Of course, some of your motivations, experiences and expectations change through the life, so attending a grad school in your twenties vs. your sixties is a different experience.

Yet if it serves your goals then you should not feel discouraged.
It is true that some departments tend to choose someone in their mid to late twenties, as younger researches, in theory, have more productive years ahead of them and potentially they can attract more research funds, grants, and young investigator awards.

The longer you wait, the harder it becomes to compete with more recent graduates.
However, start any earlier and you do not have the required knowledge and skills.

So why would anyone wait before beginning their doctorate?

PhD Guarantees You Nothing

Despite starry-eyed newly minted PhD’s expectations, PhD entitles you to very little. To be precise, it entitles you to exactly that – the title of “Doctor” instead of Mr. or Ms.

It does not necessarily result in a life-long career in research. The chances of that range from 3% to about 0.5% depending on the country and a particular job you want.
Although a doctorate is supposed to be a training for a job in academia, the number of PhD positions is unrelated to the number of job openings.

So it’s not a plan for the future.

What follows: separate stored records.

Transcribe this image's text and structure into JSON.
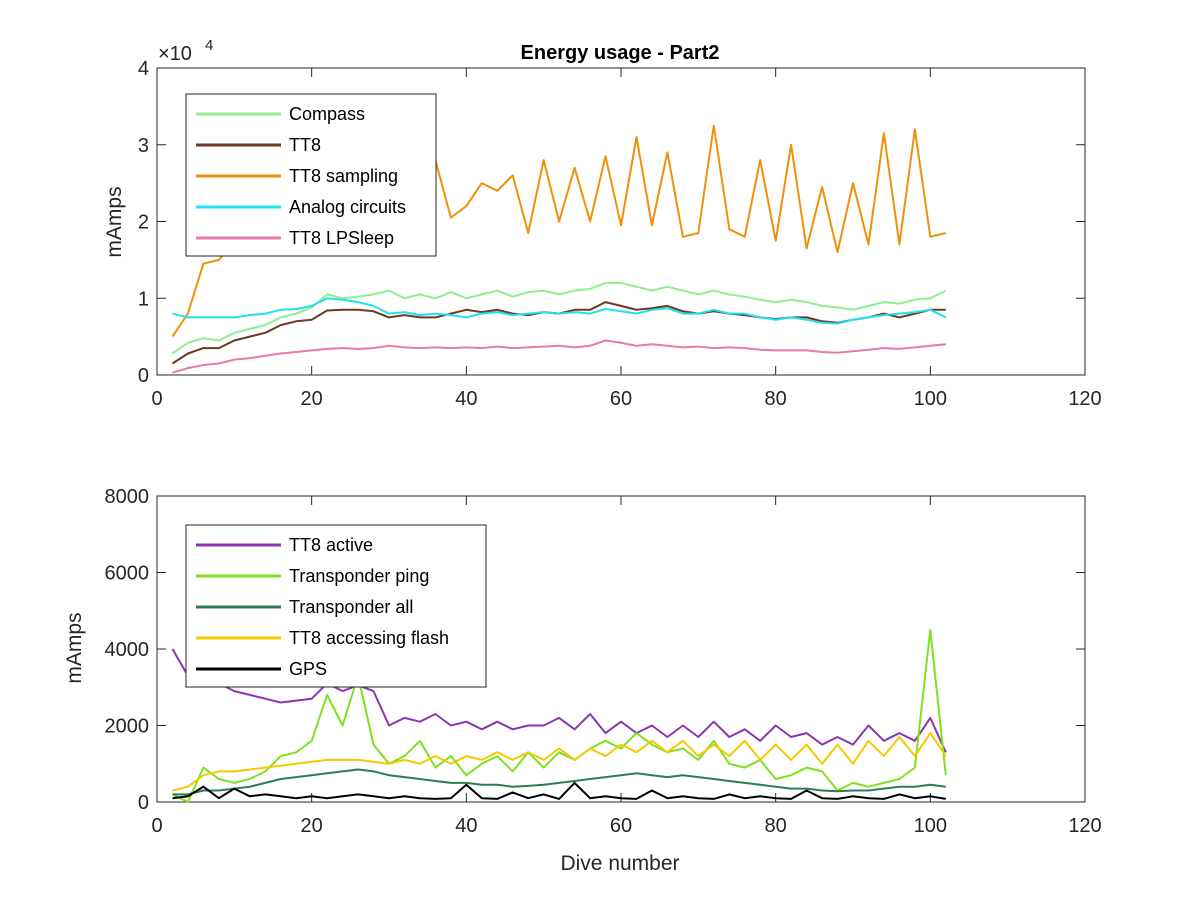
{
  "chart_data": [
    {
      "type": "line",
      "title": "Energy usage - Part2",
      "xlabel": "",
      "ylabel": "mAmps",
      "y_exponent_label": "×10",
      "y_exponent": "4",
      "xlim": [
        0,
        120
      ],
      "ylim": [
        0,
        40000
      ],
      "xticks": [
        0,
        20,
        40,
        60,
        80,
        100,
        120
      ],
      "yticks": [
        0,
        10000,
        20000,
        30000,
        40000
      ],
      "ytick_labels": [
        "0",
        "1",
        "2",
        "3",
        "4"
      ],
      "grid": false,
      "legend_position": "top-left",
      "x": [
        2,
        4,
        6,
        8,
        10,
        12,
        14,
        16,
        18,
        20,
        22,
        24,
        26,
        28,
        30,
        32,
        34,
        36,
        38,
        40,
        42,
        44,
        46,
        48,
        50,
        52,
        54,
        56,
        58,
        60,
        62,
        64,
        66,
        68,
        70,
        72,
        74,
        76,
        78,
        80,
        82,
        84,
        86,
        88,
        90,
        92,
        94,
        96,
        98,
        100,
        102
      ],
      "series": [
        {
          "name": "Compass",
          "color": "#90ee90",
          "values": [
            2800,
            4200,
            4800,
            4500,
            5500,
            6000,
            6500,
            7500,
            8000,
            8800,
            10500,
            10000,
            10200,
            10500,
            11000,
            10000,
            10500,
            10000,
            10800,
            10000,
            10500,
            11000,
            10200,
            10800,
            11000,
            10500,
            11000,
            11200,
            12000,
            12000,
            11500,
            11000,
            11500,
            11000,
            10500,
            11000,
            10500,
            10200,
            9800,
            9500,
            9800,
            9500,
            9000,
            8800,
            8500,
            9000,
            9500,
            9300,
            9800,
            10000,
            11000
          ]
        },
        {
          "name": "TT8",
          "color": "#6b3a1f",
          "values": [
            1500,
            2800,
            3500,
            3500,
            4500,
            5000,
            5500,
            6500,
            7000,
            7200,
            8400,
            8500,
            8500,
            8300,
            7500,
            7800,
            7500,
            7500,
            8000,
            8500,
            8200,
            8500,
            8000,
            7800,
            8200,
            8000,
            8500,
            8500,
            9500,
            9000,
            8500,
            8700,
            9000,
            8300,
            8000,
            8300,
            8000,
            7800,
            7500,
            7300,
            7500,
            7500,
            7000,
            6800,
            7200,
            7500,
            8000,
            7500,
            8000,
            8500,
            8500
          ]
        },
        {
          "name": "TT8 sampling",
          "color": "#f0900a",
          "values": [
            5000,
            8000,
            14500,
            15000,
            17500,
            19000,
            20000,
            21000,
            21500,
            22000,
            24000,
            25000,
            26000,
            20000,
            22000,
            24500,
            22500,
            28000,
            20500,
            22000,
            25000,
            24000,
            26000,
            18500,
            28000,
            20000,
            27000,
            20000,
            28500,
            19500,
            31000,
            19500,
            29000,
            18000,
            18500,
            32500,
            19000,
            18000,
            28000,
            17500,
            30000,
            16500,
            24500,
            16000,
            25000,
            17000,
            31500,
            17000,
            32000,
            18000,
            18500
          ]
        },
        {
          "name": "Analog circuits",
          "color": "#22e0f0",
          "values": [
            8000,
            7500,
            7500,
            7500,
            7500,
            7800,
            8000,
            8500,
            8600,
            9000,
            10000,
            9800,
            9500,
            9000,
            8000,
            8200,
            7800,
            8000,
            7800,
            7500,
            8000,
            8200,
            7800,
            8000,
            8200,
            8000,
            8200,
            8000,
            8600,
            8300,
            8000,
            8500,
            8700,
            8000,
            8000,
            8500,
            8000,
            8000,
            7500,
            7200,
            7500,
            7200,
            6800,
            6700,
            7200,
            7500,
            7800,
            8000,
            8200,
            8500,
            7500
          ]
        },
        {
          "name": "TT8 LPSleep",
          "color": "#e878b0",
          "values": [
            300,
            900,
            1300,
            1500,
            2000,
            2200,
            2500,
            2800,
            3000,
            3200,
            3400,
            3500,
            3400,
            3500,
            3800,
            3600,
            3500,
            3600,
            3500,
            3600,
            3500,
            3700,
            3500,
            3600,
            3700,
            3800,
            3600,
            3800,
            4500,
            4200,
            3800,
            4000,
            3800,
            3600,
            3700,
            3500,
            3600,
            3500,
            3300,
            3200,
            3200,
            3200,
            3000,
            2900,
            3100,
            3300,
            3500,
            3400,
            3600,
            3800,
            4000
          ]
        }
      ]
    },
    {
      "type": "line",
      "title": "",
      "xlabel": "Dive number",
      "ylabel": "mAmps",
      "xlim": [
        0,
        120
      ],
      "ylim": [
        0,
        8000
      ],
      "xticks": [
        0,
        20,
        40,
        60,
        80,
        100,
        120
      ],
      "yticks": [
        0,
        2000,
        4000,
        6000,
        8000
      ],
      "ytick_labels": [
        "0",
        "2000",
        "4000",
        "6000",
        "8000"
      ],
      "grid": false,
      "legend_position": "top-left",
      "x": [
        2,
        4,
        6,
        8,
        10,
        12,
        14,
        16,
        18,
        20,
        22,
        24,
        26,
        28,
        30,
        32,
        34,
        36,
        38,
        40,
        42,
        44,
        46,
        48,
        50,
        52,
        54,
        56,
        58,
        60,
        62,
        64,
        66,
        68,
        70,
        72,
        74,
        76,
        78,
        80,
        82,
        84,
        86,
        88,
        90,
        92,
        94,
        96,
        98,
        100,
        102
      ],
      "series": [
        {
          "name": "TT8 active",
          "color": "#8b36b0",
          "values": [
            4000,
            3300,
            3300,
            3100,
            2900,
            2800,
            2700,
            2600,
            2650,
            2700,
            3100,
            2900,
            3050,
            2900,
            2000,
            2200,
            2100,
            2300,
            2000,
            2100,
            1900,
            2100,
            1900,
            2000,
            2000,
            2200,
            1900,
            2300,
            1800,
            2100,
            1800,
            2000,
            1700,
            2000,
            1700,
            2100,
            1700,
            1900,
            1600,
            2000,
            1700,
            1800,
            1500,
            1700,
            1500,
            2000,
            1600,
            1800,
            1600,
            2200,
            1300
          ]
        },
        {
          "name": "Transponder ping",
          "color": "#7fe020",
          "values": [
            200,
            0,
            900,
            600,
            500,
            600,
            800,
            1200,
            1300,
            1600,
            2800,
            2000,
            3300,
            1500,
            1000,
            1200,
            1600,
            900,
            1200,
            700,
            1000,
            1200,
            800,
            1300,
            900,
            1300,
            1100,
            1400,
            1600,
            1400,
            1800,
            1500,
            1300,
            1400,
            1100,
            1600,
            1000,
            900,
            1100,
            600,
            700,
            900,
            800,
            300,
            500,
            400,
            500,
            600,
            900,
            4500,
            700
          ]
        },
        {
          "name": "Transponder all",
          "color": "#2e7d52",
          "values": [
            200,
            200,
            300,
            300,
            350,
            400,
            500,
            600,
            650,
            700,
            750,
            800,
            850,
            800,
            700,
            650,
            600,
            550,
            500,
            500,
            450,
            450,
            400,
            420,
            450,
            500,
            550,
            600,
            650,
            700,
            750,
            700,
            650,
            700,
            650,
            600,
            550,
            500,
            450,
            400,
            350,
            350,
            300,
            280,
            300,
            300,
            350,
            400,
            400,
            450,
            400
          ]
        },
        {
          "name": "TT8 accessing flash",
          "color": "#f5c800",
          "values": [
            300,
            400,
            700,
            800,
            800,
            850,
            900,
            950,
            1000,
            1050,
            1100,
            1100,
            1100,
            1050,
            1000,
            1100,
            1000,
            1200,
            1000,
            1200,
            1100,
            1300,
            1100,
            1300,
            1100,
            1400,
            1100,
            1400,
            1200,
            1500,
            1300,
            1600,
            1300,
            1600,
            1200,
            1500,
            1200,
            1600,
            1100,
            1500,
            1100,
            1500,
            1000,
            1500,
            1000,
            1600,
            1200,
            1700,
            1200,
            1800,
            1200
          ]
        },
        {
          "name": "GPS",
          "color": "#000000",
          "values": [
            100,
            150,
            400,
            100,
            350,
            150,
            200,
            150,
            100,
            150,
            100,
            150,
            200,
            150,
            100,
            150,
            100,
            80,
            100,
            450,
            100,
            80,
            250,
            100,
            200,
            80,
            500,
            100,
            150,
            100,
            80,
            300,
            100,
            150,
            100,
            80,
            200,
            100,
            150,
            100,
            80,
            300,
            100,
            80,
            150,
            100,
            80,
            200,
            100,
            150,
            80
          ]
        }
      ]
    }
  ]
}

It’s a means to an end and you must have a clear idea what end that would be to you.

You Are More Organized

Having experienced independent life, full-time job with its deadlines and maybe even juggling work and parenting, you are much more skilled in planning – both time-wise and money-wise – than your average fresh graduate.

And it takes a lot of planning to do your PhD.
Not only your thesis writing needs meticulous planning and sticking the plan – everything does. Because everything takes ages: publications, fund application, finding work. Everything starts “the next academic year” and “comes out of next year’s budget”.

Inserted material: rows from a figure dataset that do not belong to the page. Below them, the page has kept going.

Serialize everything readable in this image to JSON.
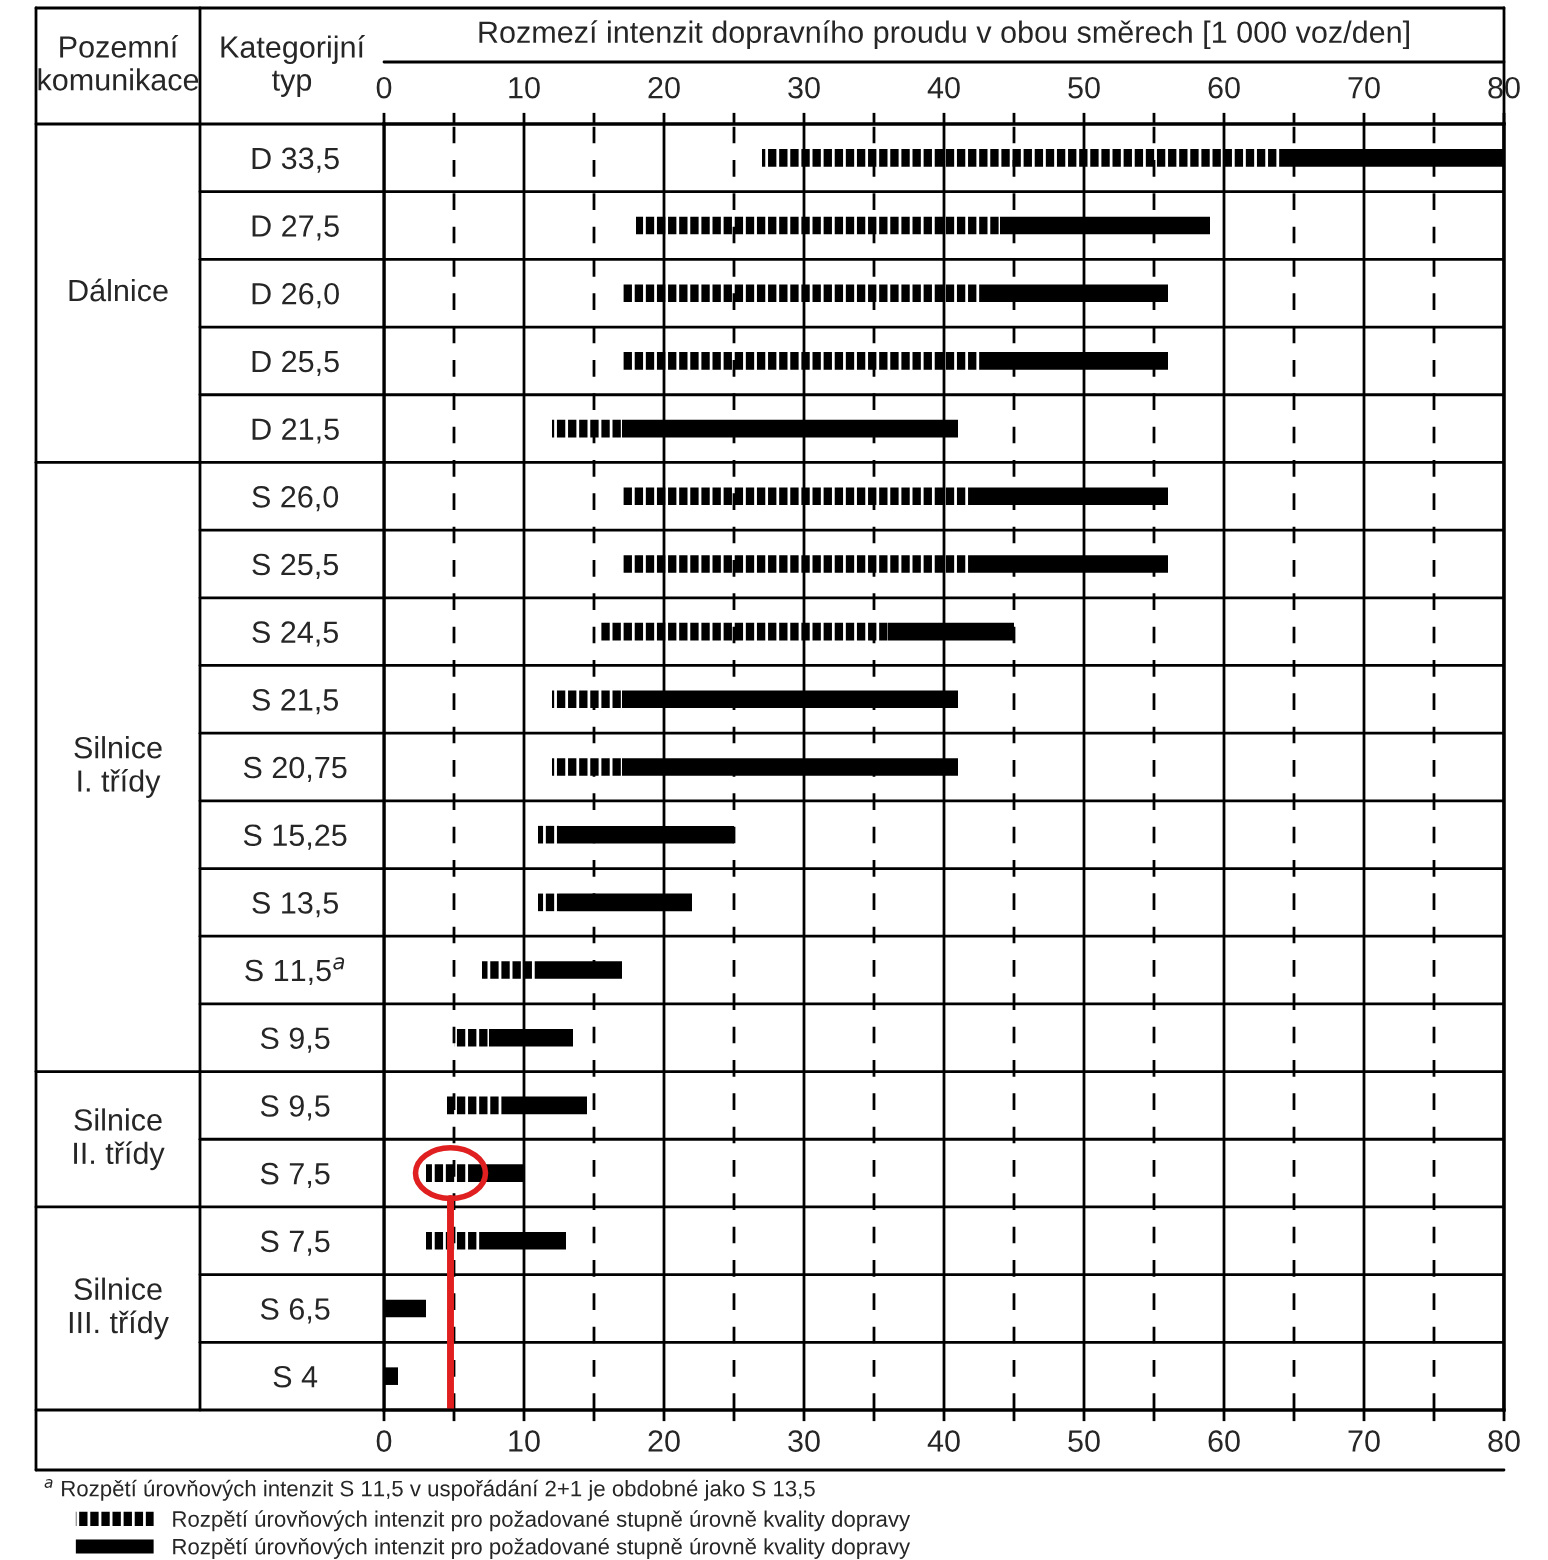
{
  "chart_data": {
    "type": "bar",
    "orientation": "horizontal",
    "xlabel": "Rozmezí intenzit dopravního proudu v obou směrech [1 000 voz/den]",
    "categories": [
      "D 33,5",
      "D 27,5",
      "D 26,0",
      "D 25,5",
      "D 21,5",
      "S 26,0",
      "S 25,5",
      "S 24,5",
      "S 21,5",
      "S 20,75",
      "S 15,25",
      "S 13,5",
      "S 11,5$^{a}$",
      "S 9,5",
      "S 9,5",
      "S 7,5",
      "S 7,5",
      "S 6,5",
      "S 4"
    ],
    "series": [
      {
        "name": "Rozpětí úrovňových intenzit pro požadované stupně úrovně kvality dopravy",
        "color": "#000000",
        "line_style": "dashed",
        "base": [
          27,
          18,
          17,
          17,
          12,
          17,
          17,
          15.5,
          12,
          12,
          11,
          11,
          7,
          5,
          4.5,
          3,
          3,
          null,
          null
        ],
        "values": [
          37,
          26,
          26,
          26,
          5,
          25,
          25,
          20.5,
          5,
          5,
          1.5,
          1.5,
          4,
          2.5,
          4,
          3.5,
          4,
          null,
          null
        ]
      },
      {
        "name": "Rozpětí úrovňových intenzit pro požadované stupně úrovně kvality dopravy",
        "color": "#000000",
        "line_style": "solid",
        "base": [
          64,
          44,
          43,
          43,
          17,
          42,
          42,
          36,
          17,
          17,
          12.5,
          12.5,
          11,
          7.5,
          8.5,
          6.5,
          7,
          0,
          0
        ],
        "values": [
          16,
          15,
          13,
          13,
          24,
          14,
          14,
          9,
          24,
          24,
          12.5,
          9.5,
          6,
          6,
          6,
          3.5,
          6,
          3,
          1
        ]
      }
    ],
    "xlim": [
      0,
      80
    ],
    "x2lim": [
      0,
      80
    ],
    "xticks": [
      0,
      {
        "value": 5,
        "label": null
      },
      10,
      {
        "value": 15,
        "label": null
      },
      20,
      {
        "value": 25,
        "label": null
      },
      30,
      {
        "value": 35,
        "label": null
      },
      40,
      {
        "value": 45,
        "label": null
      },
      50,
      {
        "value": 55,
        "label": null
      },
      60,
      {
        "value": 65,
        "label": null
      },
      70,
      {
        "value": 75,
        "label": null
      },
      80
    ],
    "x2ticks": [
      0,
      {
        "value": 5,
        "label": null
      },
      10,
      {
        "value": 15,
        "label": null
      },
      20,
      {
        "value": 25,
        "label": null
      },
      30,
      {
        "value": 35,
        "label": null
      },
      40,
      {
        "value": 45,
        "label": null
      },
      50,
      {
        "value": 55,
        "label": null
      },
      60,
      {
        "value": 65,
        "label": null
      },
      70,
      {
        "value": 75,
        "label": null
      },
      80
    ],
    "grid": true,
    "legend": "bottom",
    "annotations": [
      "Pozemní\nkomunikace",
      "Kategorijní\ntyp",
      "Dálnice",
      "Silnice\nI. třídy",
      "Silnice\nII. třídy",
      "Silnice\nIII. třídy",
      "$^{a}$ Rozpětí úrovňových intenzit S 11,5 v uspořádání 2+1 je obdobné jako S 13,5"
    ]
  }
}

Strategic planning is a must-have skill to survive unless you want to waste your time waiting and broke.

You Have Skills and Experience

Here you might ask: “Why, isn’t PhD a training degree? Doesn’t teach you skills rather than require them?” Well, it does and it doesn’t.
No matter where you end up, you'll end up handling data and you'll be surprised at the lack of technical skills among most academics.

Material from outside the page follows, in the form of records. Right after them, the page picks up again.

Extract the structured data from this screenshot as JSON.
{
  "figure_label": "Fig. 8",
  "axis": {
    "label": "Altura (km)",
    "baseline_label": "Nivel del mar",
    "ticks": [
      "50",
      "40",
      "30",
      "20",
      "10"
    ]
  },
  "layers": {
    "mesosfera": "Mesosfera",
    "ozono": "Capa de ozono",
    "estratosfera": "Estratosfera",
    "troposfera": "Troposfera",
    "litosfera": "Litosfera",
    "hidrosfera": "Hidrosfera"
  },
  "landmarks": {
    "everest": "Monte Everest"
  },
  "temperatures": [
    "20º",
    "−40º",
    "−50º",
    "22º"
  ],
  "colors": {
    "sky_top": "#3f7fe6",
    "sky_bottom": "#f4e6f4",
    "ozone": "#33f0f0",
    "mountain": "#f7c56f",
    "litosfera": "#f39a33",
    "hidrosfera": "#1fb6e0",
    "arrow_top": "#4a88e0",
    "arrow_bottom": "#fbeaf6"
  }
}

Many of them are still copying and pasting their data in Excel, and if you know basic data handling and coding that makes you a king. Chances are you have acquired those precious skills while you worked “in the real world”.
You will be able to save yourself hours of manual work with even the simplest half a dozen lines of amateurish loop-heavy code.

If you have any experience with Matlab. Python, SPSS, SAS, State, Igorr – or any other experimental programming software for the analysis, you already have a competitive advantage.

You Know What You Want

One thing that many PhD students have in common is their dissatisfaction. Some describe it as a grueling labor with 10 hours workday and seven-day weeks.

Some even do not do all this work because their schedule actually demands this.
They do it because they have a fanatic supervisor with a broken social standard that they have to mirror because they are dependent on the said supervisor.

They do it because universities have long been seeing PhD students as cheap or even free and disposable labor.
The system where older people with a secure job have power over young people riddled with insecurity about their present and future begs to be abused.

And it is, regregfully, often abused.
Being older, more confident and with some backup you've built during your years working outside the academic system will give you an upper hand in this game.

Moverover, by now you are sure about why you need your PhD (maybe a position is reserved for you and the degree is just a formality). Knowing what you want has a tendency to focus the mind.